The grid was, of course, the signature form of those years. Ostensibly an emblem of order and stability, it often has a very different effect here. Gego makes a small grid from jigsaw blades; Mona Hatoum a big one from barbed wire; Cornelia Parker another from bullet lead turned into thin wiring.

And like Ms. Parker’s, a lot of drawing in the show implies or entails motion. For her well-known performance “Up To and Including Her Limits” (1973-76) Carolee Schneemann made wall-size crayon drawings while swinging above the floor in a harness, as we see her doing in a video. In a 1997 film the choreographer William Forsythe virtually ties his body into knots. In her filmed “Trio A,” Yvonne Rainer unfurls a series of everyday moves — the head toss, the walking slouch, the pick-up-the-dropped-key bend — then repeats them in the same order backward. (Ms. Butler contributes a lucid catalog essay, full of ideas, about the movement-line collection.)

Two Canadian artists — Françoise Sullivan in 1948, and Mimi Gellman in 2009 — drew abstract patterns with their movements through snow, while, in a hypnotic 1968 film, the Japanese artist Atsuko Tanaka, famed for her dress made of wires and electric bulbs, used a stick to inscribe huge designs of circles — a circulatory system — in seaside sand as a tide creeps in.

Viewers hungry for more conventional formats will find them, early and late, in work by Paul Klee, by Tomás Maldonado in the 1950s, and by the sublime Nasreen Mohamedi (1937-1990), one of several remarkable Indian artists here, others being Ms. Shettar, A. Balasubramaniam and Sheila Makhijani, who is currently making her New York solo debut at Talwar Gallery in Manhattan.

Their presence — along with that of figures like Zilvinas Kempinas, Vera Molnar, Karel Malich, Lotte Rosenfeld and Emily Kam Kngwarray — lifts the show out of museum business as usual. Unlike the roster selected for “Drawing Now” in 2002, which was almost entirely market preapproved, many of these artists are still trying to secure a place in the international scheme of things.

True, much of their art is ultralow key, though discretion can have advantages. When I visited “On Line” during museum hours, I found a good-size and attentive crowd and a notable absence of drive-by shutterbugs. It’s hard to photograph what you can barely see, whether apparent smudges on a wall (stretched wires wound with horse hair by the French artist Pierrette Bloch) or a big gray blur (waves of concentric ink lines rippling out from a single fingerprint in a wall drawing by Giuseppe Penone).

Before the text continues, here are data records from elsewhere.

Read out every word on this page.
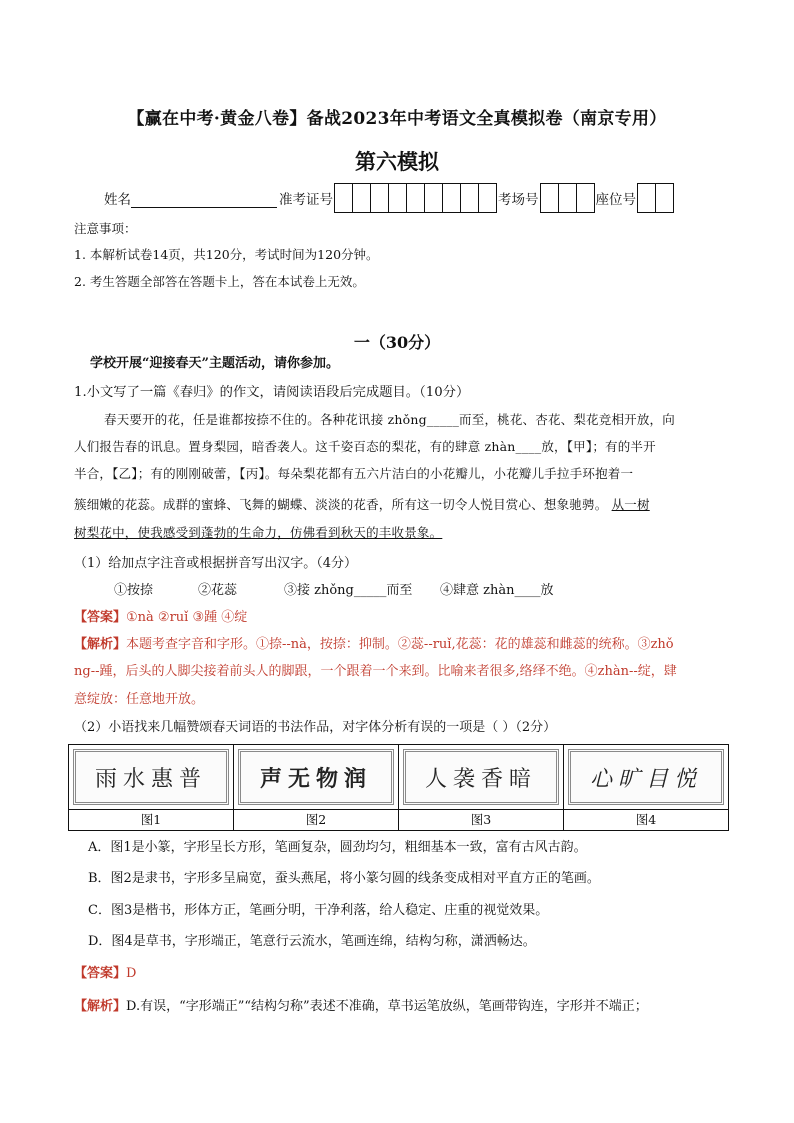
【赢在中考·黄金八卷】备战2023年中考语文全真模拟卷（南京专用）
第六模拟
姓名	准考证号	考场号	座位号
注意事项：
1. 本解析试卷14页，共120分，考试时间为120分钟。
2. 考生答题全部答在答题卡上，答在本试卷上无效。
一（30分）
学校开展“迎接春天”主题活动，请你参加。
1.小文写了一篇《春归》的作文，请阅读语段后完成题目。（10分）
春天要开的花，任是谁都按捺不住的。各种花讯接 zhǒng_____而至，桃花、杏花、梨花竞相开放，向
人们报告春的讯息。置身梨园，暗香袭人。这千姿百态的梨花，有的肆意 zhàn____放，【甲】；有的半开
半合，【乙】；有的刚刚破蕾，【丙】。每朵梨花都有五六片洁白的小花瓣儿，小花瓣儿手拉手环抱着一
簇细嫩的花蕊。成群的蜜蜂、飞舞的蝴蝶、淡淡的花香，所有这一切令人悦目赏心、想象驰骋。 从一树
树梨花中，使我感受到蓬勃的生命力，仿佛看到秋天的丰收景象。
（1）给加点字注音或根据拼音写出汉字。（4分）
①按捺	②花蕊	③接 zhǒng_____而至 ④肆意 zhàn____放
【答案】①nà ②ruǐ ③踵 ④绽
【解析】本题考查字音和字形。①捺--nà，按捺：抑制。②蕊--ruǐ,花蕊：花的雄蕊和雌蕊的统称。③zhǒ
ng--踵，后头的人脚尖接着前头人的脚跟，一个跟着一个来到。比喻来者很多,络绎不绝。④zhàn--绽，肆
意绽放：任意地开放。
（2）小语找来几幅赞颂春天词语的书法作品，对字体分析有误的一项是（ ）（2分）
雨水惠普	声无物润	人袭香暗	心旷目悦

图1	图2	图3	图4
A．图1是小篆，字形呈长方形，笔画复杂，圆劲均匀，粗细基本一致，富有古风古韵。
B．图2是隶书，字形多呈扁宽，蚕头燕尾，将小篆匀圆的线条变成相对平直方正的笔画。
C．图3是楷书，形体方正，笔画分明，干净利落，给人稳定、庄重的视觉效果。
D．图4是草书，字形端正，笔意行云流水，笔画连绵，结构匀称，潇洒畅达。
【答案】D
【解析】D.有误，“字形端正”“结构匀称”表述不准确，草书运笔放纵，笔画带钩连，字形并不端正；
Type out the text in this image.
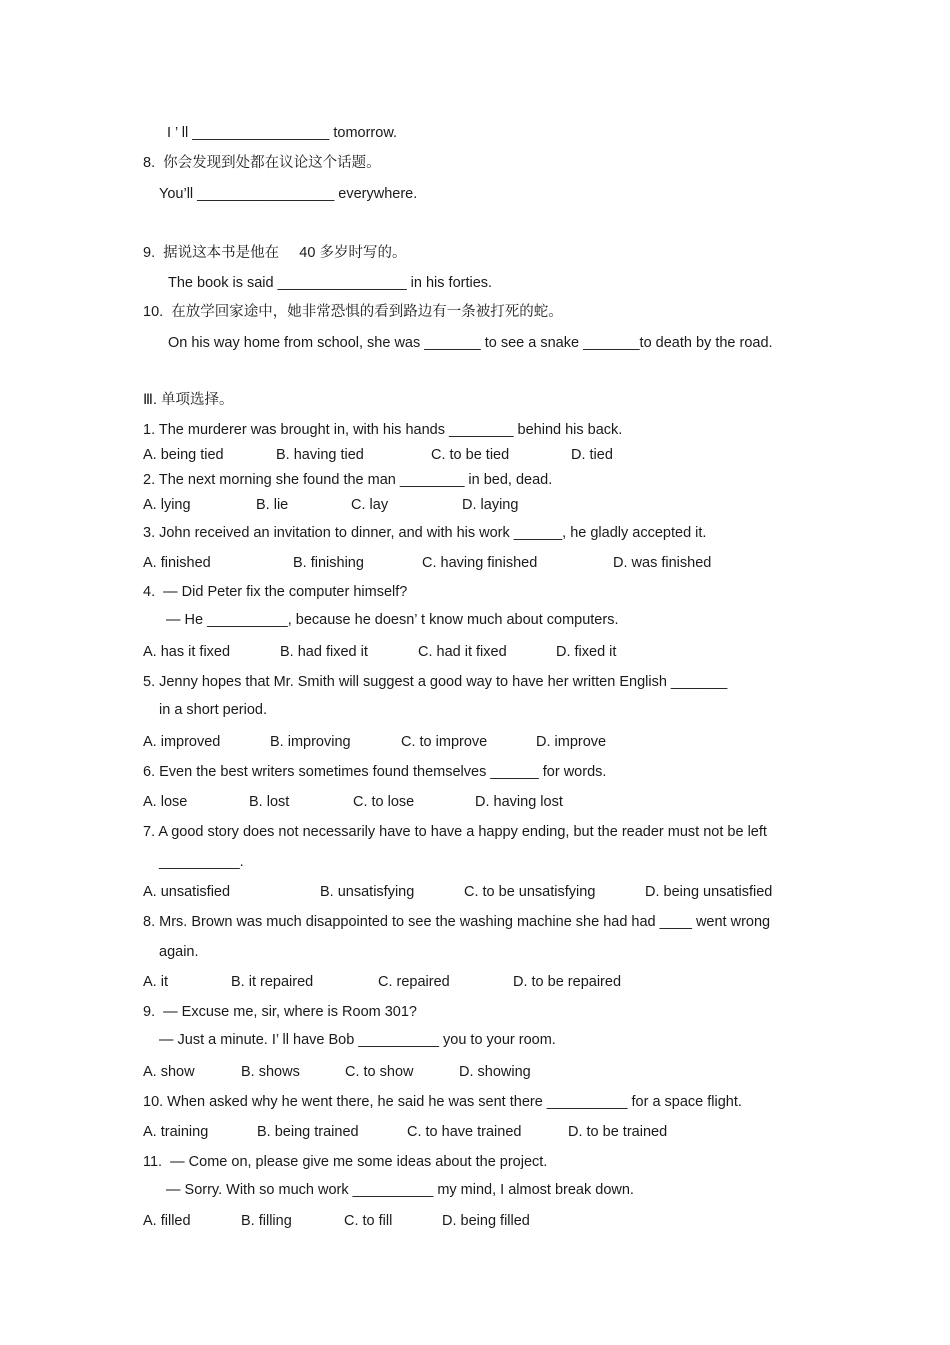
I ’ ll _________________ tomorrow.
8.  你会发现到处都在议论这个话题。
You’ll _________________ everywhere.
9.  据说这本书是他在     40 多岁时写的。
The book is said ________________ in his forties.
10.  在放学回家途中，她非常恐惧的看到路边有一条被打死的蛇。
On his way home from school, she was _______ to see a snake _______to death by the road.
Ⅲ. 单项选择。
1. The murderer was brought in, with his hands ________ behind his back.
A. being tied	B. having tied	C. to be tied	D. tied
2. The next morning she found the man ________ in bed, dead.
A. lying	B. lie	C. lay	D. laying
3. John received an invitation to dinner, and with his work ______, he gladly accepted it.
A. finished	B. finishing	C. having finished	D. was finished
4.  — Did Peter fix the computer himself?
— He __________, because he doesn’ t know much about computers.
A. has it fixed	B. had fixed it	C. had it fixed	D. fixed it
5. Jenny hopes that Mr. Smith will suggest a good way to have her written English _______
in a short period.
A. improved	B. improving	C. to improve	D. improve
6. Even the best writers sometimes found themselves ______ for words.
A. lose	B. lost	C. to lose	D. having lost
7. A good story does not necessarily have to have a happy ending, but the reader must not be left
__________.
A. unsatisfied	B. unsatisfying	C. to be unsatisfying	D. being unsatisfied
8. Mrs. Brown was much disappointed to see the washing machine she had had ____ went wrong
again.
A. it	B. it repaired	C. repaired	D. to be repaired
9.  — Excuse me, sir, where is Room 301?
— Just a minute. I’ ll have Bob __________ you to your room.
A. show	B. shows	C. to show	D. showing
10. When asked why he went there, he said he was sent there __________ for a space flight.
A. training	B. being trained	C. to have trained	D. to be trained
11.  — Come on, please give me some ideas about the project.
— Sorry. With so much work __________ my mind, I almost break down.
A. filled	B. filling	C. to fill	D. being filled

Although the show barely tiptoes into the digital realm with a few tame samplings, it at least points to it as a direction for further treks. And in general Ms. Butler and Ms. de Zegher have done what curators should do. They’ve dug deep into near-at-hand sources and pulled out little-seen material. (Most of the show is from MoMA’s collection.) They’ve introduced artists from outside, some of whom we can look forward to seeing more of.

In the process they’ve knocked given histories off of pedestals and left old hierarchies off balance. Maybe most important, apart from giving us stimulating art to look at, they’ve continued the job of writing women into art history, not as also-rans but as primary makers and shapers, and quietly but forcefully re-inscribing a political line now ineradicably drawn in the sand.